Some people abused the short-lived provision, but many used descriptors wisely. Now Google’s saying nobody can use them.
To what extent has Google enforced its new rule against descriptors? Only partially, it seems.
Of the six clients of mine who are using descriptors, only one might have taken a hit. He only started using a descriptor within the past couple of weeks, right before Google threw the wet towel on them.
The other five clients – two of whom have multiple locations and multiple Places pages with descriptors – are ranking as well as ever, as of this writing.
Sure, Google is full of surprises, many of them bad. But what I have not seen is a crackdown like the Great Service Area Inquisition of 2012.
Should you use a descriptor now if you weren’t using one before?
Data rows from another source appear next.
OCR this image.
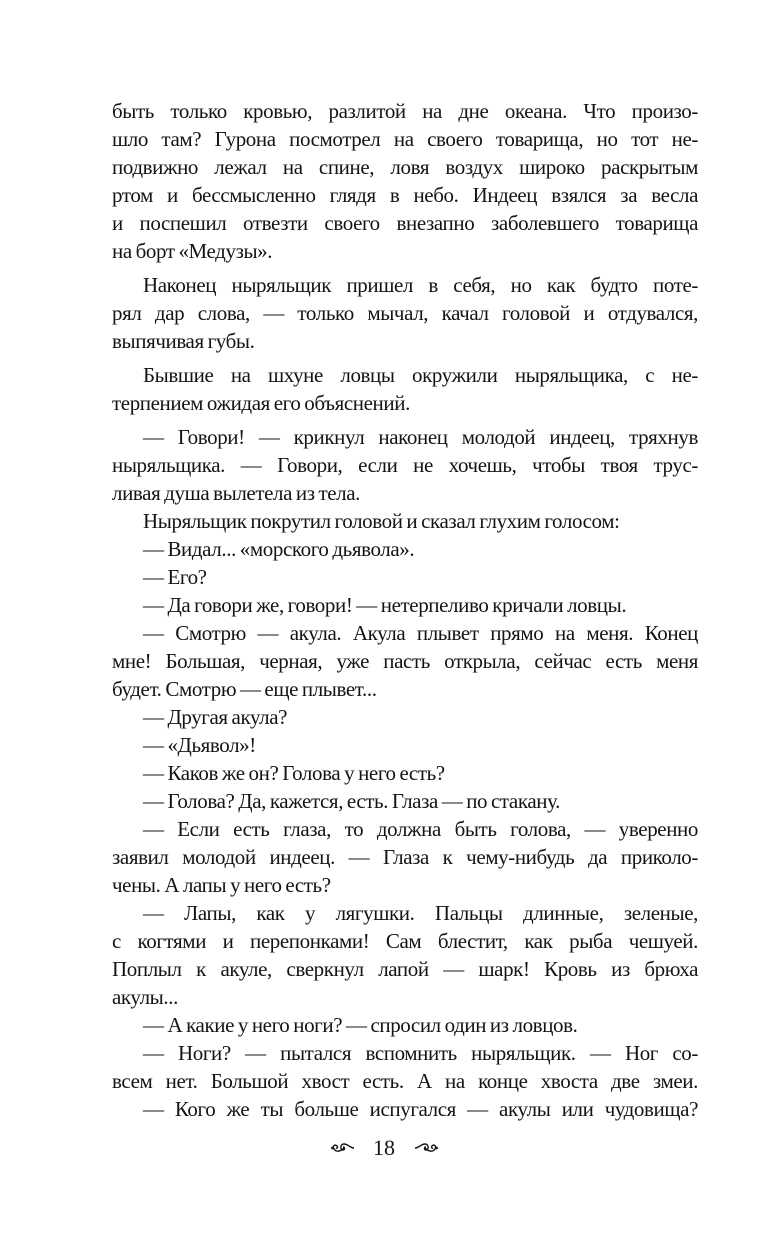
быть только кровью, разлитой на дне океана. Что произо-
шло там? Гурона посмотрел на своего товарища, но тот не-
подвижно лежал на спине, ловя воздух широко раскрытым
ртом и бессмысленно глядя в небо. Индеец взялся за весла
и поспешил отвезти своего внезапно заболевшего товарища
на борт «Медузы».
Наконец ныряльщик пришел в себя, но как будто поте-
рял дар слова, — только мычал, качал головой и отдувался,
выпячивая губы.
Бывшие на шхуне ловцы окружили ныряльщика, с не-
терпением ожидая его объяснений.
— Говори! — крикнул наконец молодой индеец, тряхнув
ныряльщика. — Говори, если не хочешь, чтобы твоя трус-
ливая душа вылетела из тела.
Ныряльщик покрутил головой и сказал глухим голосом:
— Видал... «морского дьявола».
— Его?
— Да говори же, говори! — нетерпеливо кричали ловцы.
— Смотрю — акула. Акула плывет прямо на меня. Конец
мне! Большая, черная, уже пасть открыла, сейчас есть меня
будет. Смотрю — еще плывет...
— Другая акула?
— «Дьявол»!
— Каков же он? Голова у него есть?
— Голова? Да, кажется, есть. Глаза — по стакану.
— Если есть глаза, то должна быть голова, — уверенно
заявил молодой индеец. — Глаза к чему-нибудь да приколо-
чены. А лапы у него есть?
— Лапы, как у лягушки. Пальцы длинные, зеленые,
с когтями и перепонками! Сам блестит, как рыба чешуей.
Поплыл к акуле, сверкнул лапой — шарк! Кровь из брюха
акулы...
— А какие у него ноги? — спросил один из ловцов.
— Ноги? — пытался вспомнить ныряльщик. — Ног со-
всем нет. Большой хвост есть. А на конце хвоста две змеи.
— Кого же ты больше испугался — акулы или чудовища?
18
No.
Should you remove the descriptor from your Google Places name if it doesn’t seem to be helping you in any way? Yeah, probably.
Should you remove the descriptor even if it’s seemed to help your rankings? I wouldn’t – at least not now.
I have a two-part theory:
- Even Google is unlikely in this case to punish businesses that followed the old rules for descriptors. (I assume you were following the spirit of the rules.)
- Google is even less likely to punish those businesses if they seem to be quality results – if searchers tend to click on them. As Darren and I have preached recently, searchers’ behavior seems to be a huge influence on rankings.
That’s just my guess, but it explains what I’ve seen so far. It’s all subject to change, of course. Google might crack down on descriptors in one way or another, or only go after the abusers, or do nothing. Who knows?